With that, Major McAndrew repeated his concern that he was keeping Holmes and me from our dinner, voiced a hope that he and I might meet again soon to reminisce about army days, and excused himself.
"Your friend has suddenly whetted my appetite for all things Egyptian," Holmes said as the sergeant returned to his table. "This interesting encounter has provided me reason for us to call upon a remarkable man I have been wanting to meet. When we return to Baker Street you can look him up in the Index under P."
A set of commonplace books, the Index was an alphabetized conglomeration of facts, snippets of data, numerous press clippings, notations by Holmes on scraps of paper, and trivia that Holmes had accumulated over a period of decades that were as astonishing in scope as his ability to recall the exact volume in which they were to be found.
"The name you seek," said Holmes, "is William Matthew Flinders Petrie."
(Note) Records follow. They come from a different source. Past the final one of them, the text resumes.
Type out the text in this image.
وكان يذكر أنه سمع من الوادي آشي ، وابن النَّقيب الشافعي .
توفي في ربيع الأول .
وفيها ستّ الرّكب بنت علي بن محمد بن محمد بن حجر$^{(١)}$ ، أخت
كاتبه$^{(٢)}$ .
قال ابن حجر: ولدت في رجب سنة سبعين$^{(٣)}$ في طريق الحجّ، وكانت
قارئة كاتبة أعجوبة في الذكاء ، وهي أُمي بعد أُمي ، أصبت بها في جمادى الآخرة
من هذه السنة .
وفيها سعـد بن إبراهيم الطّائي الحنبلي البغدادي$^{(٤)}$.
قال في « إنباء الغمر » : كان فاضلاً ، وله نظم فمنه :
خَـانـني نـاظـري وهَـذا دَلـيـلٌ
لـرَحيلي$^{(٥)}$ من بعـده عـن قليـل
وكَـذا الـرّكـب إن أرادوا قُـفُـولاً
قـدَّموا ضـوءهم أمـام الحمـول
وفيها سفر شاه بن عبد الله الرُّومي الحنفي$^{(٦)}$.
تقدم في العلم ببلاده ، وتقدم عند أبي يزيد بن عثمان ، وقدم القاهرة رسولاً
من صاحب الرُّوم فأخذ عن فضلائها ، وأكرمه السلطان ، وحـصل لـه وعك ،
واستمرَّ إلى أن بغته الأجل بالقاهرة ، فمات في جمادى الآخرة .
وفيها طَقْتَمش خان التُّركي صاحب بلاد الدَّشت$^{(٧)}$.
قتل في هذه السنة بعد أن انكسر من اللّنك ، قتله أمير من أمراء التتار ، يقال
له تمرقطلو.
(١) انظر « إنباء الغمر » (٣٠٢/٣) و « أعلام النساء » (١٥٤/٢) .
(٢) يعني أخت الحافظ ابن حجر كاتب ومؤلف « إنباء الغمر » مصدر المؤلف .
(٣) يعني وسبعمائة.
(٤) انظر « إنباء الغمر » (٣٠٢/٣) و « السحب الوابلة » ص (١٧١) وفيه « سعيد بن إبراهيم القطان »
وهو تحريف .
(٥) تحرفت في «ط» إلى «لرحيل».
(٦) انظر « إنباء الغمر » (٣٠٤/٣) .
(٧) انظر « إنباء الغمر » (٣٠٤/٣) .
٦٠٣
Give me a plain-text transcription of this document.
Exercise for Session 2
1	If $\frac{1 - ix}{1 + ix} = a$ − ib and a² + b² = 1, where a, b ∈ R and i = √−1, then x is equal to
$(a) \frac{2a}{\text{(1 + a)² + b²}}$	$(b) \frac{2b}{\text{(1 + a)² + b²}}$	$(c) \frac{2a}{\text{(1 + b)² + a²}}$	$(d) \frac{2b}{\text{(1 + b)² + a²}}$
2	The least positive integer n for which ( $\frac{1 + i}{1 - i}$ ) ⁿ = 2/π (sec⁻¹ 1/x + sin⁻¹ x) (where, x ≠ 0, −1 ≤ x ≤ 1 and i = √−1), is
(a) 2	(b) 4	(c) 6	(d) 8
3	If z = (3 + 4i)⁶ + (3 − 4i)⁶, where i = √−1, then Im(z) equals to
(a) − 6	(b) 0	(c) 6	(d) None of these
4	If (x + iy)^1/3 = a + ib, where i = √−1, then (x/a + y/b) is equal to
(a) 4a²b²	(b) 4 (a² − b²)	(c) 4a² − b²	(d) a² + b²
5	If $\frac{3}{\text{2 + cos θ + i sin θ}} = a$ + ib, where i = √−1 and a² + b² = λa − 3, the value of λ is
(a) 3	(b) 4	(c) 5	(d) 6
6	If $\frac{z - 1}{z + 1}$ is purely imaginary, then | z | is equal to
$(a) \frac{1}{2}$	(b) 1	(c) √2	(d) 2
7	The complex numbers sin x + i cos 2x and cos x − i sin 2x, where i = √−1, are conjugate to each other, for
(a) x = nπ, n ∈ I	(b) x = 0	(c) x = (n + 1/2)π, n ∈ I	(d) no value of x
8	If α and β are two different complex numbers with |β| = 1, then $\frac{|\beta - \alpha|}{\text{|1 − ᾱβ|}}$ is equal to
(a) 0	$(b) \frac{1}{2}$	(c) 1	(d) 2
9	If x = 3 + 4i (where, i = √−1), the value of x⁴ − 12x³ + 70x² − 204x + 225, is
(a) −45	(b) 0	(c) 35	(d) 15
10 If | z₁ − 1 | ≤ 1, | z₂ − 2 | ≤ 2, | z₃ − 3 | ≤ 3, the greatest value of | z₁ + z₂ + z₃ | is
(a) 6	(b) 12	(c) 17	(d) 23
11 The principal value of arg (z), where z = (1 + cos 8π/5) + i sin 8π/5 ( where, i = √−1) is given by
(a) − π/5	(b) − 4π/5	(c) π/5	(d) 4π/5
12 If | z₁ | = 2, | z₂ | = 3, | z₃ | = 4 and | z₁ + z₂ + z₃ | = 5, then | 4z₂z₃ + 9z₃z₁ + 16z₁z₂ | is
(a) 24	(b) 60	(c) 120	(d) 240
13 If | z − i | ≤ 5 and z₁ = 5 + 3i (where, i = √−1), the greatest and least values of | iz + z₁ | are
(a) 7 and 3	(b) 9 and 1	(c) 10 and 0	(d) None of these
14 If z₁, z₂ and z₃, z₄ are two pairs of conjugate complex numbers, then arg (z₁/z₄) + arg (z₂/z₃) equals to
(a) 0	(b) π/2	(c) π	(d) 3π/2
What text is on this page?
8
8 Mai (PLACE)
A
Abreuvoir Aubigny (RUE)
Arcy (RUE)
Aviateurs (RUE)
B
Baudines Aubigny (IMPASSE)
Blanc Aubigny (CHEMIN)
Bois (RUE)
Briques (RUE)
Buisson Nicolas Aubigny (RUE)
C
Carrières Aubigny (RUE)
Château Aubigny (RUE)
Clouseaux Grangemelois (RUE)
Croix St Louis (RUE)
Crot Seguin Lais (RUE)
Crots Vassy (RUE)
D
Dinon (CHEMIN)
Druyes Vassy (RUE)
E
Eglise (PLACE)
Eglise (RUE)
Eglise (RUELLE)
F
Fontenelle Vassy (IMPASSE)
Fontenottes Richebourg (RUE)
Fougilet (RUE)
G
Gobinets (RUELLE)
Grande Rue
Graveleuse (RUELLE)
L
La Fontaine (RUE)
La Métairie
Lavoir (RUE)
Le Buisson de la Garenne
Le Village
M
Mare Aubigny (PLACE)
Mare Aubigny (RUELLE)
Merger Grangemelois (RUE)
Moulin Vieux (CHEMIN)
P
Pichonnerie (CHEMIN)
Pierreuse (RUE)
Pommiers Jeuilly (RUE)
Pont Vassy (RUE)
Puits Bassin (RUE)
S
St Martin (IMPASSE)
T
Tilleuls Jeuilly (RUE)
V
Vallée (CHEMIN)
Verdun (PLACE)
On a biographical article torn from a two-month-old edition of the Times, the item noted that Petrie was the author of Stonehenge: Plans, Description, and Theories, published in 1880, followed recently by The Pyramids and Temples of Gizeh. "The son and namesake of a civil engineer and professional surveyor, and the maternal grandson of the famous navigator and explorer of the coasts of Australia, Professor Flinders Petrie is a remarkable man in his own right," declared the writer of the article. "As with many great men, he had little formal education, yet he has become a respected mathematician and highly esteemed in the emerging field of Egyptology as the father of modern archaeology."
Seated pensively in his favourite armchair and lighting a long pipe as I continued to read, Holmes said, "I do not in the least exaggerate when I state that Flinders Petrie's methodology of precisely recording and preserving data has raised the excavation of ancient sites from rooting around aimlessly in the earth with a pick and shovel to a science. You have often quoted me on the importance of trifles. Well, this fellow leaves me in the dust, so to speak. What I observe in the importance of cuffs of sleeves, thumbnails, and the great issues that hang from a boot lace, this man discerns in a shard of five-thousand-year-old Egy
ptian pottery. As I can reconstruct a crime and deduce the identity of a criminal from a cigar ash or an ink smudge on a sheet of stationery, Flinders Petrie divines the structure of an entire civilization."